Greenbury Point's past and future Rediscovering Providence: Scrapping of antenna farm opens intriguing possibilities.


THE CLOSING of the U.S. Navy Ship Research and Development Center on a 231-acre peninsula that juts into the Chesapeake Bay is a momentous decision for Annapolis.

The U.S. Naval Academy is the new owner of this breathtakingly scenic piece of real estate that contains many of the remnants of Providence, the 1648 Puritan community built by Maryland's first European settlers.

The site has been a radio facility going back to 1918. It currently contains 15 giant transmission towers on its antenna farm and provides very low frequency communications for submarines in the Atlantic Ocean. Little archaeological digging has been done there; researchers are understandably eager to sink their trowels into the Greenbury Point soil.

What will the academy do with the peninsula?
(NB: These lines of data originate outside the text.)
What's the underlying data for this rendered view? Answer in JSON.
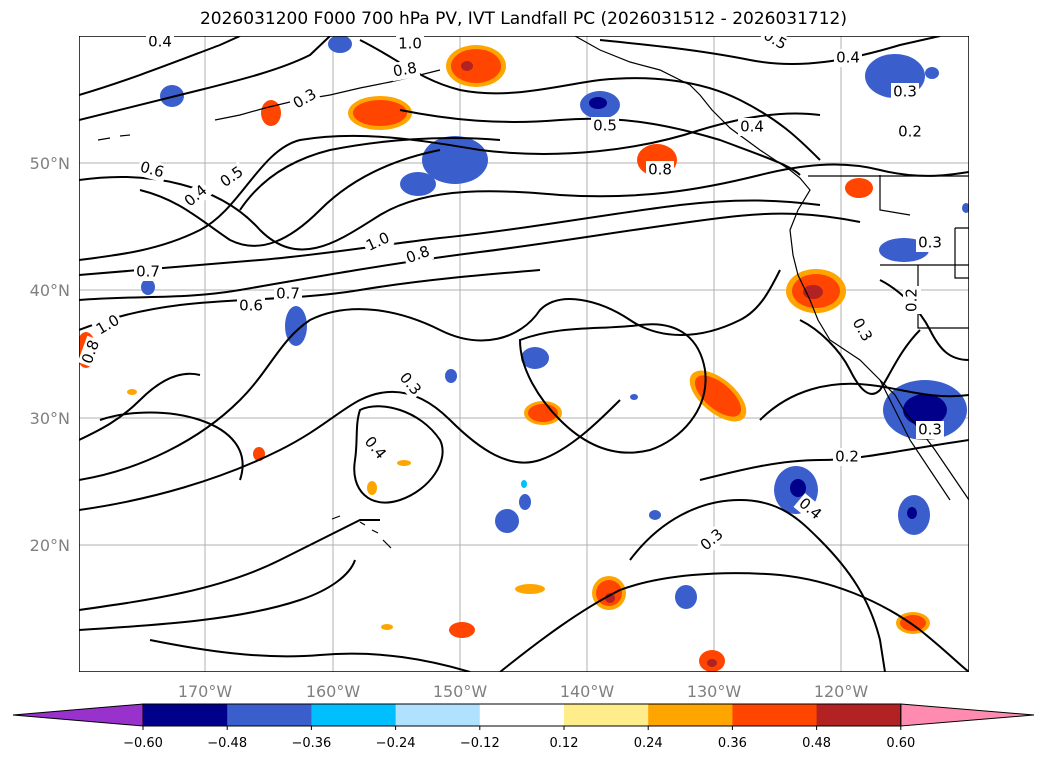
{
  "figure": {
    "title": "2026031200 F000 700 hPa PV, IVT Landfall PC (2026031512 - 2026031712)"
  },
  "map": {
    "longitude_labels": [
      "170°W",
      "160°W",
      "150°W",
      "140°W",
      "130°W",
      "120°W"
    ],
    "latitude_labels": [
      "50°N",
      "40°N",
      "30°N",
      "20°N"
    ],
    "contour_labels": [
      "0.4",
      "1.0",
      "0.8",
      "0.5",
      "0.4",
      "0.6",
      "0.3",
      "0.5",
      "0.4",
      "0.2",
      "0.3",
      "0.4",
      "0.5",
      "0.8",
      "1.0",
      "0.8",
      "0.3",
      "0.7",
      "0.7",
      "0.6",
      "1.0",
      "0.8",
      "0.2",
      "0.3",
      "0.3",
      "0.4",
      "0.3",
      "0.3",
      "0.4",
      "0.2"
    ]
  },
  "colorbar": {
    "tick_labels": [
      "−0.60",
      "−0.48",
      "−0.36",
      "−0.24",
      "−0.12",
      "0.12",
      "0.24",
      "0.36",
      "0.48",
      "0.60"
    ],
    "colors": [
      "#9932cc",
      "#00008b",
      "#3a5fcd",
      "#00bfff",
      "#b0e2ff",
      "#ffffff",
      "#ffec8b",
      "#ffa500",
      "#ff4500",
      "#b22222",
      "#ff8cb0"
    ]
  }
}
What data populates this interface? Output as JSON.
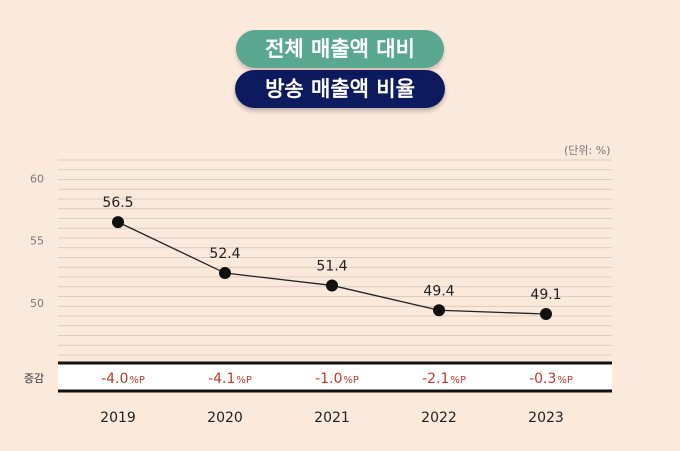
{
  "title_line1": "전체 매출액 대비",
  "title_line2": "방송 매출액 비율",
  "unit_label": "(단위: %)",
  "change_row_label": "증감",
  "change_unit": "%P",
  "chart_data": {
    "type": "line",
    "title": "전체 매출액 대비 방송 매출액 비율",
    "categories": [
      "2019",
      "2020",
      "2021",
      "2022",
      "2023"
    ],
    "series": [
      {
        "values": [
          56.5,
          52.4,
          51.4,
          49.4,
          49.1
        ]
      }
    ],
    "changes": [
      "-4.0",
      "-4.1",
      "-1.0",
      "-2.1",
      "-0.3"
    ],
    "yticks": [
      50,
      55,
      60
    ],
    "ylim": [
      45.8,
      61.5
    ],
    "grid": true,
    "colors": {
      "line": "#222222",
      "point": "#111111",
      "change": "#c0392b",
      "grid": "#cfc4bb"
    }
  }
}
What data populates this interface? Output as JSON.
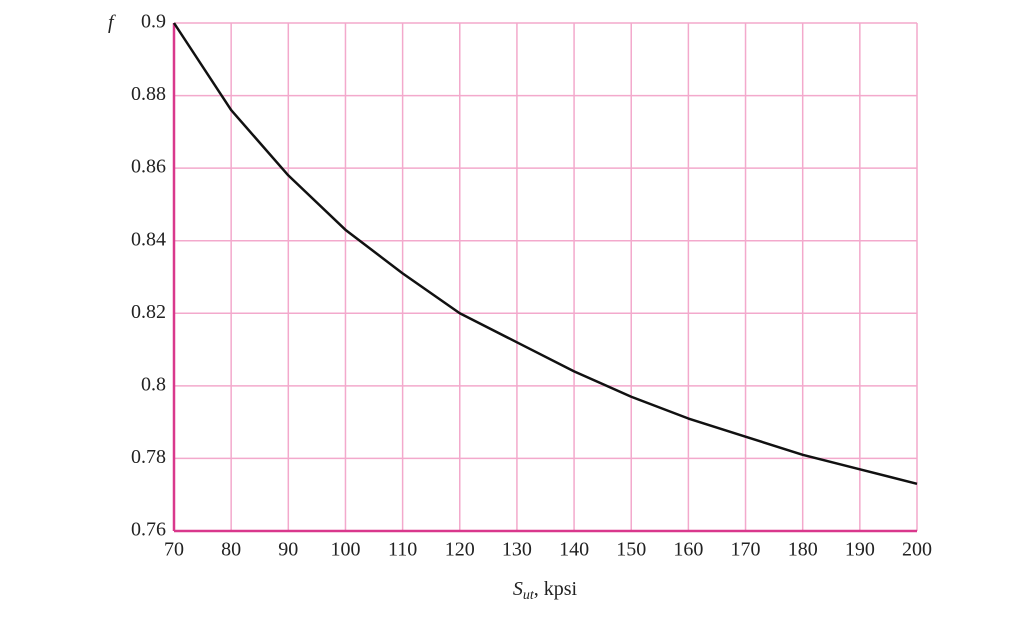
{
  "chart_data": {
    "type": "line",
    "y_label": "f",
    "x_label": {
      "symbol": "S",
      "subscript": "ut",
      "unit": ", kpsi"
    },
    "x": [
      70,
      80,
      90,
      100,
      110,
      120,
      130,
      140,
      150,
      160,
      170,
      180,
      190,
      200
    ],
    "series": [
      {
        "name": "f",
        "color": "#111111",
        "values": [
          0.9,
          0.876,
          0.858,
          0.843,
          0.831,
          0.82,
          0.812,
          0.804,
          0.797,
          0.791,
          0.786,
          0.781,
          0.777,
          0.773
        ]
      }
    ],
    "xlim": [
      70,
      200
    ],
    "xticks": [
      70,
      80,
      90,
      100,
      110,
      120,
      130,
      140,
      150,
      160,
      170,
      180,
      190,
      200
    ],
    "ylim": [
      0.76,
      0.9
    ],
    "yticks": [
      0.76,
      0.78,
      0.8,
      0.82,
      0.84,
      0.86,
      0.88,
      0.9
    ],
    "grid": true,
    "grid_color": "#f3a9cc",
    "axis_color": "#d9388c"
  }
}
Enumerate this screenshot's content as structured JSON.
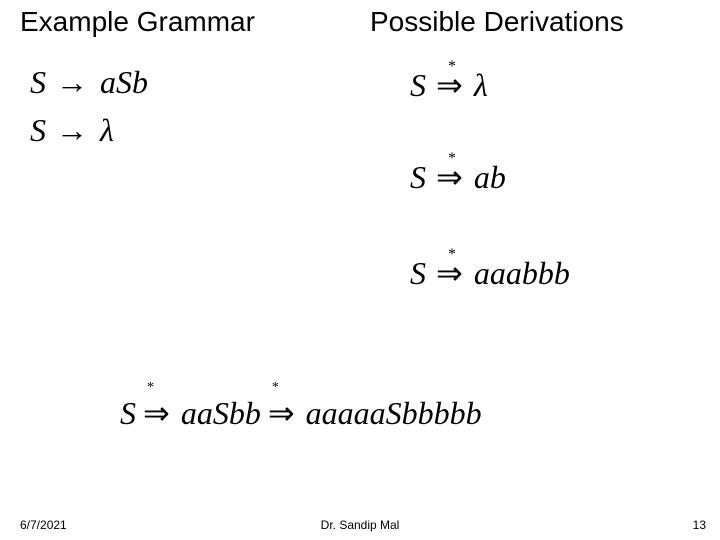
{
  "headings": {
    "left": "Example Grammar",
    "right": "Possible Derivations"
  },
  "grammar": {
    "rule1_lhs": "S",
    "rule1_rhs": "aSb",
    "rule2_lhs": "S",
    "rule2_rhs": "λ"
  },
  "derivations": {
    "d1_lhs": "S",
    "d1_rhs": "λ",
    "d2_lhs": "S",
    "d2_rhs": "ab",
    "d3_lhs": "S",
    "d3_rhs": "aaabbb"
  },
  "bottom": {
    "lhs": "S",
    "mid": "aaSbb",
    "rhs": "aaaaaSbbbbb"
  },
  "footer": {
    "date": "6/7/2021",
    "center": "Dr. Sandip Mal",
    "page": "13"
  },
  "glyphs": {
    "arrow_single": "→",
    "arrow_double": "⇒",
    "star": "*"
  },
  "style": {
    "heading_font": "Comic Sans MS",
    "math_font": "Times New Roman",
    "heading_fontsize": 28,
    "math_fontsize": 32,
    "footer_fontsize": 12,
    "background_color": "#ffffff",
    "text_color": "#000000"
  }
}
That is not clear. Along the land, about 30 buildings will be turned over to the academy, which may want to use them. Part of the peninsula has a street grid and the academy's golf club occupies a site on Mill Creek.
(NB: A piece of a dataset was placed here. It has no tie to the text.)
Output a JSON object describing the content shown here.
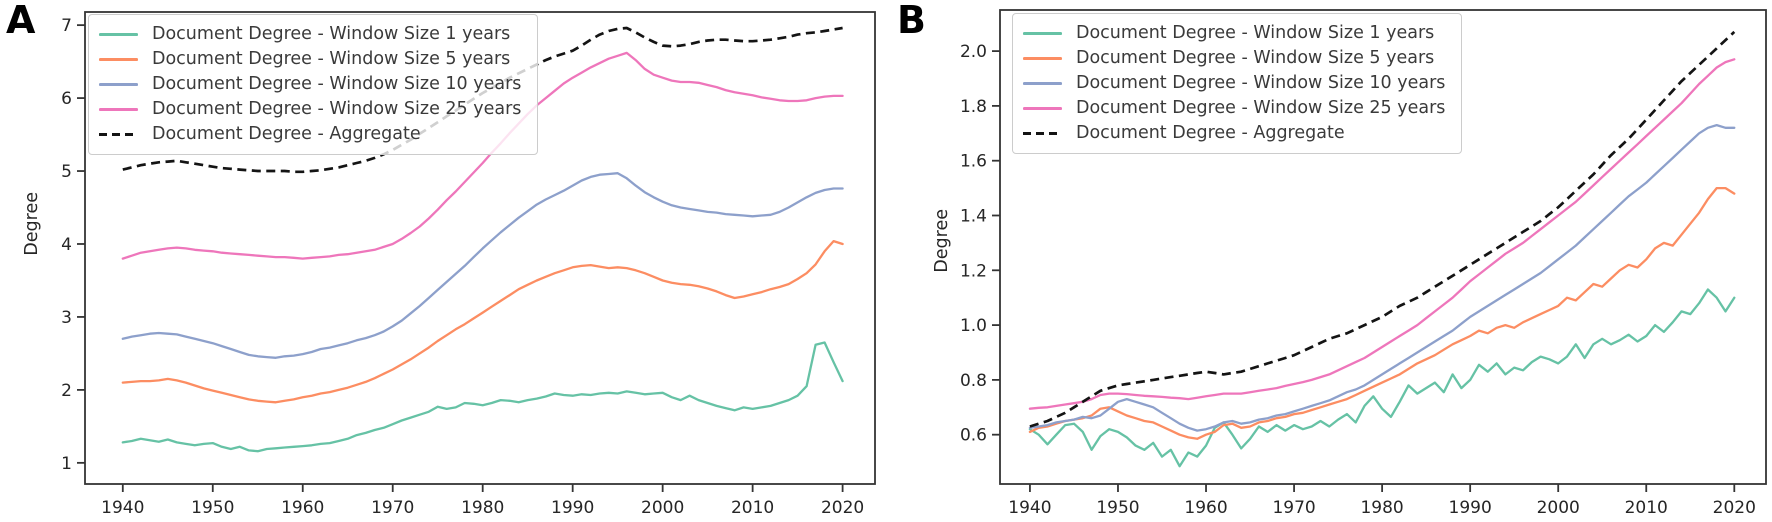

Because the communications station site has been off limits to the public, this large, generally undeveloped peninsula is a premier winter bird-staging area. Environmentalists are sure to demand that the academy be as hospitable a landlord to the birds as the U.S. Navy has been.
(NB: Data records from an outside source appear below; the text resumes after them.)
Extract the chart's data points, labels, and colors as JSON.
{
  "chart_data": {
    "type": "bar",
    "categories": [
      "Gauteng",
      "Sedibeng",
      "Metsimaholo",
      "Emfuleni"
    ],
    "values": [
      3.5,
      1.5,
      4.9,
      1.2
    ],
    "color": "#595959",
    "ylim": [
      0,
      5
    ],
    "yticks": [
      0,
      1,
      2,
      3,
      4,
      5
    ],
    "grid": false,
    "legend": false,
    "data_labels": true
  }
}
Yet it would be a pity if the public is not given some type of entry, however limited, to the peninsula and its breathtaking vistas between the Bay Bridge and Annapolis' historic harbor. It would not even have to have road access, which might prove too ecologically disturbing. A gentler way to handle that question might be to designate a visitor area accessible only by boat.

If the future of the ship research and development center property is wisely determined, the peninsula could become an asset that could benefit the whole area.

Because no timetable has been set for dismantling the antenna towers, there is ample period for community discussion of the peninsula's future uses. We expect the academy will be as prudent a protector of this unusual property as was the U.S. Navy so future generations of Marylanders can benefit from its natural beauty.